Jessica, 16, a junior at Central Park East High School in Manhattan, joined Rocking the Boat at the same time as her older sister, Jennifer. All three Martinez siblings were together at Rocking the Boat for close to one year.

"Working on the whale boat has inspired me to live in a brighter future, acknowledging the fact that I created something so huge, with great people. Working well with others which brought us together as a family."


Diana joined the Boatbuilding Program in July, 2011 and became an Apprentice a year later. Her involvement as a Boatbuilder and exposure to the On-Water Program have helped broaden Diana's perspective on her classes at the High School for Environmental Studies in Manhattan, and she would like to pursue a career in environmental engineering.

"Working on the whale boat has allowed me to break out of my shell and has taught me skills that will benefit me in the future. Building this whale boat has kept me devoted and committed... I can strive for anything and know that I can accomplish my goals."


Natividad joined Rocking the Boat in September, 2011. The oldest of five children, she is a 17-year old junior at Hyde Leadership Charter School.

"Working on the whaleboat at Rocking the Boat is the highlight of my day. It relieves my stress and has increased my patience. Also, guys think girls can't use tools. This is a way to prove them wrong!"

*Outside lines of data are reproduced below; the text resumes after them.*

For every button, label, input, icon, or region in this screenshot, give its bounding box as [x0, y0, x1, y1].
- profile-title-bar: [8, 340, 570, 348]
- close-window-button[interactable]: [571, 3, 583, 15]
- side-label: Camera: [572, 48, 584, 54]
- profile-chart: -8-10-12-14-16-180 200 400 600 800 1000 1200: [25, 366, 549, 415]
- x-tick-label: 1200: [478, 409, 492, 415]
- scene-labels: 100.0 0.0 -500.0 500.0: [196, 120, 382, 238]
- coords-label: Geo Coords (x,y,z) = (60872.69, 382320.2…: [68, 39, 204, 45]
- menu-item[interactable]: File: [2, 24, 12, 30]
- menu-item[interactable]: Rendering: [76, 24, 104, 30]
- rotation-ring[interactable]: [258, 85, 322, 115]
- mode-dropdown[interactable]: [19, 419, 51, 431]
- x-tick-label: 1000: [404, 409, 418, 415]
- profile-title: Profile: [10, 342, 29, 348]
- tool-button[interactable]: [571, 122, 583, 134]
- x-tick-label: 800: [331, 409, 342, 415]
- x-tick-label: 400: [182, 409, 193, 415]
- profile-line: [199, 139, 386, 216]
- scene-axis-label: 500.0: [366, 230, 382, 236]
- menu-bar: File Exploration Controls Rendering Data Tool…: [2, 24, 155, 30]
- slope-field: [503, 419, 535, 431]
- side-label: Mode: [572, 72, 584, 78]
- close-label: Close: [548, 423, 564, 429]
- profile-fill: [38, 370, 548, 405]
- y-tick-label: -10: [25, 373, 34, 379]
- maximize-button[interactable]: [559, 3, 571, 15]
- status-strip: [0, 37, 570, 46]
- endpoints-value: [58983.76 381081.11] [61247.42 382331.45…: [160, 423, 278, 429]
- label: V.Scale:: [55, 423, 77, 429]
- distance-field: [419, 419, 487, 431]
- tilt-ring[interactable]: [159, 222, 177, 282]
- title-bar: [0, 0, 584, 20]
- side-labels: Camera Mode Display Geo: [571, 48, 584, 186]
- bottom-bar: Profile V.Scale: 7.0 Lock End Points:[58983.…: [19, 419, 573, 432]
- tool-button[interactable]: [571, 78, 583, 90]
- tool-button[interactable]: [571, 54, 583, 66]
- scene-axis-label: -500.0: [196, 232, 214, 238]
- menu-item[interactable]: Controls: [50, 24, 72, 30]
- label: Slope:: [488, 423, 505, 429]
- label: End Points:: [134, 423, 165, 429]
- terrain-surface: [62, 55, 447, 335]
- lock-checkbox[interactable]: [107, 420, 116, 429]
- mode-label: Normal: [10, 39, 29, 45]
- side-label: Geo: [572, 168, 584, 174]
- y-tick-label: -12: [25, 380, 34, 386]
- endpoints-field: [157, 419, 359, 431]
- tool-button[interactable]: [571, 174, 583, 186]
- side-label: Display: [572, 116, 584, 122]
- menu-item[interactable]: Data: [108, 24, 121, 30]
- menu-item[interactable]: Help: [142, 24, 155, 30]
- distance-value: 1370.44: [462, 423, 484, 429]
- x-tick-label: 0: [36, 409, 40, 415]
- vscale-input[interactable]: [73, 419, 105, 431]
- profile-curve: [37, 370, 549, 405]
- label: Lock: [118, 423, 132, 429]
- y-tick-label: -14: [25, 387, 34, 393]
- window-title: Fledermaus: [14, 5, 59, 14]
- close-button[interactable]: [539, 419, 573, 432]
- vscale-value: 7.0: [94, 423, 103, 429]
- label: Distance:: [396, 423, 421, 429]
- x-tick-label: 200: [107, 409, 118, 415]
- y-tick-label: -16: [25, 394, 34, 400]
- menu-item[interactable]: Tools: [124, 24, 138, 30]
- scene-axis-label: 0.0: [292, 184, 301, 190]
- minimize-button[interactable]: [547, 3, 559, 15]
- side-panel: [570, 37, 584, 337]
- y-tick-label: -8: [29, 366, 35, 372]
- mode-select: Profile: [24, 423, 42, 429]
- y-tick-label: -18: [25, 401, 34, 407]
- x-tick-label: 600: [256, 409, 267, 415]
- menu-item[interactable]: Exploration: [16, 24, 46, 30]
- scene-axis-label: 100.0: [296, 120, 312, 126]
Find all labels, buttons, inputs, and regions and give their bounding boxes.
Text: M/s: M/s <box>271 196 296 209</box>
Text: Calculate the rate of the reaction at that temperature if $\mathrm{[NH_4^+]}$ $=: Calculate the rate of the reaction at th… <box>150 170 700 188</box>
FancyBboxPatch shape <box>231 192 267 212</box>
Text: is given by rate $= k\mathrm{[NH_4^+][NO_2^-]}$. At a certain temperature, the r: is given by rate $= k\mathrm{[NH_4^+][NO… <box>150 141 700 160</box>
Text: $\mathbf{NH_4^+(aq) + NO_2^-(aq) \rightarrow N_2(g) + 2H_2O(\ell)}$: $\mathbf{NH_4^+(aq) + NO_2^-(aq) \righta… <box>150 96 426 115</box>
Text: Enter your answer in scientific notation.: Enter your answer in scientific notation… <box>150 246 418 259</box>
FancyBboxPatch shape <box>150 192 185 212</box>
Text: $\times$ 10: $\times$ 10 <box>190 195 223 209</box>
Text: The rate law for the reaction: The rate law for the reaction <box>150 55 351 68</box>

Edmanuel grew up in the apartment directly above Rocking the Boat's former shop. It was almost inevitable that he would become involved in the Boatbuilding Program and now, several years later, he has joined the full-time staff as the Assistant Boatbuilding Job Skills Program Director.

"This is the biggest boat I've ever worked on. I love what I do. It doesn't feel like work—this is a huge part of my life."